Transfer learning aims at improving the performance of target learners on target domains by transferring the knowledge contained in different but related source domains. In this way, the dependence on a large number of target domain data can be reduced for constructing target learners. Due to the wide application prospects, transfer learning has become a popular and promising area in machine learning. Although there are already some valuable and impressive surveys on transfer learning, these surveys introduce approaches in a relatively isolated way and lack the recent advances in transfer learning. As the rapid expansion of the transfer learning area, it is both necessary and challenging to comprehensively review the relevant studies.
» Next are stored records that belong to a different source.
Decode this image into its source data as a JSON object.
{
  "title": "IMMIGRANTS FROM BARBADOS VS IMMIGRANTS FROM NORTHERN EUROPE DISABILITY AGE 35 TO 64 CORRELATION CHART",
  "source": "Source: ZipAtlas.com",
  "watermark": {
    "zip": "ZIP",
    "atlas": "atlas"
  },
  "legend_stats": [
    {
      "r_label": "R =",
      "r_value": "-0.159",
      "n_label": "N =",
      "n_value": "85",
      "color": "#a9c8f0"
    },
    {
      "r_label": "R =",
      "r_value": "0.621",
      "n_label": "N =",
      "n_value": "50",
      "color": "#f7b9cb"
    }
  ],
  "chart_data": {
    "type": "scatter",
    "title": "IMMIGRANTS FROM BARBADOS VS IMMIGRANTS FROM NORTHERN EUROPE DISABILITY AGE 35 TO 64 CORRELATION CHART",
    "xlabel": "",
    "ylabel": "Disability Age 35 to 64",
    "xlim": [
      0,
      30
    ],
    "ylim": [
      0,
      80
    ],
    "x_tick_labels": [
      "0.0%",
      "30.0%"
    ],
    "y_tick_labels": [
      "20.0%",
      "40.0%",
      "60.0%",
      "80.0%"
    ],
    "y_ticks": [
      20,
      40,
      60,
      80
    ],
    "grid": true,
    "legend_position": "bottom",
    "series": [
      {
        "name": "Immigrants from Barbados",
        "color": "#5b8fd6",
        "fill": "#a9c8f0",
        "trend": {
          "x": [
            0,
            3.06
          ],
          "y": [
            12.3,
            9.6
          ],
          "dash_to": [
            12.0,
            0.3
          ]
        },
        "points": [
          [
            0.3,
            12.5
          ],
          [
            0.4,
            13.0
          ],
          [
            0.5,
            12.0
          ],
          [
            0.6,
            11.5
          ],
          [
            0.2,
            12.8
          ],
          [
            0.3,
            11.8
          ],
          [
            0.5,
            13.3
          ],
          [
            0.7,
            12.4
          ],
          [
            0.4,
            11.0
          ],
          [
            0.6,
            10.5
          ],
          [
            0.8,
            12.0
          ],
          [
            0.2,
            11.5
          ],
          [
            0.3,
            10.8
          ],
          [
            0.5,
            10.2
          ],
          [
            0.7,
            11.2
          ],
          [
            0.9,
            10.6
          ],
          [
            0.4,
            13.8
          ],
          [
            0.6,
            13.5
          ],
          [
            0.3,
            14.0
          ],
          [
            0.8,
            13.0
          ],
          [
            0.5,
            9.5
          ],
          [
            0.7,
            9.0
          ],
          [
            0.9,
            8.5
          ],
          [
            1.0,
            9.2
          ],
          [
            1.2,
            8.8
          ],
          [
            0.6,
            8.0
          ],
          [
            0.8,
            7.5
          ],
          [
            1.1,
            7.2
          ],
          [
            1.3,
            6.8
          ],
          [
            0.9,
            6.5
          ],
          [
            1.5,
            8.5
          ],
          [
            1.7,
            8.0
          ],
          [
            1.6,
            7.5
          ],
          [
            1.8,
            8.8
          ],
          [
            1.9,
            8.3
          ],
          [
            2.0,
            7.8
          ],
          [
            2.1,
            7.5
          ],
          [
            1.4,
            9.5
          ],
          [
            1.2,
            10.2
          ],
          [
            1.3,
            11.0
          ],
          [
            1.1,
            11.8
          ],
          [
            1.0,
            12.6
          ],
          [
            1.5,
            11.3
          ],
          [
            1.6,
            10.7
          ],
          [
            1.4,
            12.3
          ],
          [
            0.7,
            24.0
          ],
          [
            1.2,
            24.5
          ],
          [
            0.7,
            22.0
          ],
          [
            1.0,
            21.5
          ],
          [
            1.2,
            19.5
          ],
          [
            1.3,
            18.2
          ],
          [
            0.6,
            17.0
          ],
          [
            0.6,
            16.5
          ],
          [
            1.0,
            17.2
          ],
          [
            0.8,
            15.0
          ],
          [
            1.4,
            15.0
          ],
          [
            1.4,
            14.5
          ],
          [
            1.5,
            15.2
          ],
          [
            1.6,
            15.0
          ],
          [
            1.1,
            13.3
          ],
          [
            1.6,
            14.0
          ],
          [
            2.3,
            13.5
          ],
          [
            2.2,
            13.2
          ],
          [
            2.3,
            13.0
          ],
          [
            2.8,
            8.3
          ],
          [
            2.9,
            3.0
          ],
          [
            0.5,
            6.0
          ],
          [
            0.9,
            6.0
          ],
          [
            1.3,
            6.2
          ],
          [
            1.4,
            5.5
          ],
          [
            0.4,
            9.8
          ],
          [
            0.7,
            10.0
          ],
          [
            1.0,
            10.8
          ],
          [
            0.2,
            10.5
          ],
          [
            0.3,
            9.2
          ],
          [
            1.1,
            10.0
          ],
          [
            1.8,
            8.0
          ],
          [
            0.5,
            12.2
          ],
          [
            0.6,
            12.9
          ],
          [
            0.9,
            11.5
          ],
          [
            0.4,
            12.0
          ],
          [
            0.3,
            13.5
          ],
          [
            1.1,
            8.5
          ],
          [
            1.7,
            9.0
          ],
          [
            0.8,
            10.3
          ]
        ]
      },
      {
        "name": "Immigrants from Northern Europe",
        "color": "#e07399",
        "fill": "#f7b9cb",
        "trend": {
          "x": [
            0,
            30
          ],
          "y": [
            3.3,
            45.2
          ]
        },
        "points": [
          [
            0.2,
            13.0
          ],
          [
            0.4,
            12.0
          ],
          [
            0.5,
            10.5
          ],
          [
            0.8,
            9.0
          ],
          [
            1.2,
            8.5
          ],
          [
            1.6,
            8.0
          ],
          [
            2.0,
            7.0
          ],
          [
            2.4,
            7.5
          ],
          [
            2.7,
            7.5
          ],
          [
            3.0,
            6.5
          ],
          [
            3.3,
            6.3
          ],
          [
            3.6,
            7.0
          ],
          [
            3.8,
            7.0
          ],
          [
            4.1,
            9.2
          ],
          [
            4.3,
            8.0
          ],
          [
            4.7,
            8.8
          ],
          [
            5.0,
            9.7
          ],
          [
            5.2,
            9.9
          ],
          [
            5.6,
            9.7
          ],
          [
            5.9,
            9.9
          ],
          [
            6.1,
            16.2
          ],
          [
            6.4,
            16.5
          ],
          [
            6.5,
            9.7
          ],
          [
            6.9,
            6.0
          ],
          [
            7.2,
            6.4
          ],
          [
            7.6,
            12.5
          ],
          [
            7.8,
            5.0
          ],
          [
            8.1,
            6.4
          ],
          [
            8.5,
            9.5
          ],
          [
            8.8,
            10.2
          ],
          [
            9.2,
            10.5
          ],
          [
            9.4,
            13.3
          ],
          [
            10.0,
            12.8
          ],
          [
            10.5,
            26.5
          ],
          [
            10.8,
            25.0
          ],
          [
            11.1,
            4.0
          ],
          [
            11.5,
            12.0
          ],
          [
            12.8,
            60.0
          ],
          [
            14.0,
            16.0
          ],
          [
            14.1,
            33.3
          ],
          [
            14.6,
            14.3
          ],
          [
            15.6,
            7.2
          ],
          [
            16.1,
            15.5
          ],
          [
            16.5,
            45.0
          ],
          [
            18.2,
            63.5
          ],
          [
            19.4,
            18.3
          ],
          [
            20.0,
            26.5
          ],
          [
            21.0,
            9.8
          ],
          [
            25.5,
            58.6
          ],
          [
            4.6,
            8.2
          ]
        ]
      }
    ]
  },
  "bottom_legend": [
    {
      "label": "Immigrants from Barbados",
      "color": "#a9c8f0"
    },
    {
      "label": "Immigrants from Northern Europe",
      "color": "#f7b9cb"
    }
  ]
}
This survey attempts to connect and systematize the existing transfer learning researches, as well as to summarize and interpret the mechanisms and the strategies in a comprehensive way, which may help readers have a better understanding of the current research status and ideas. Different from previous surveys, this survey paper reviews over forty representative transfer learning approaches from the perspectives of data and model. The applications of transfer learning are also briefly introduced. In order to show the performance of different transfer learning models, twenty representative transfer learning models are used for experiments. The models are performed on three different datasets, i.e., Amazon Reviews, Reuters-21578, and Office-31. And the experimental results demonstrate the importance of selecting appropriate transfer learning models for different applications in practice.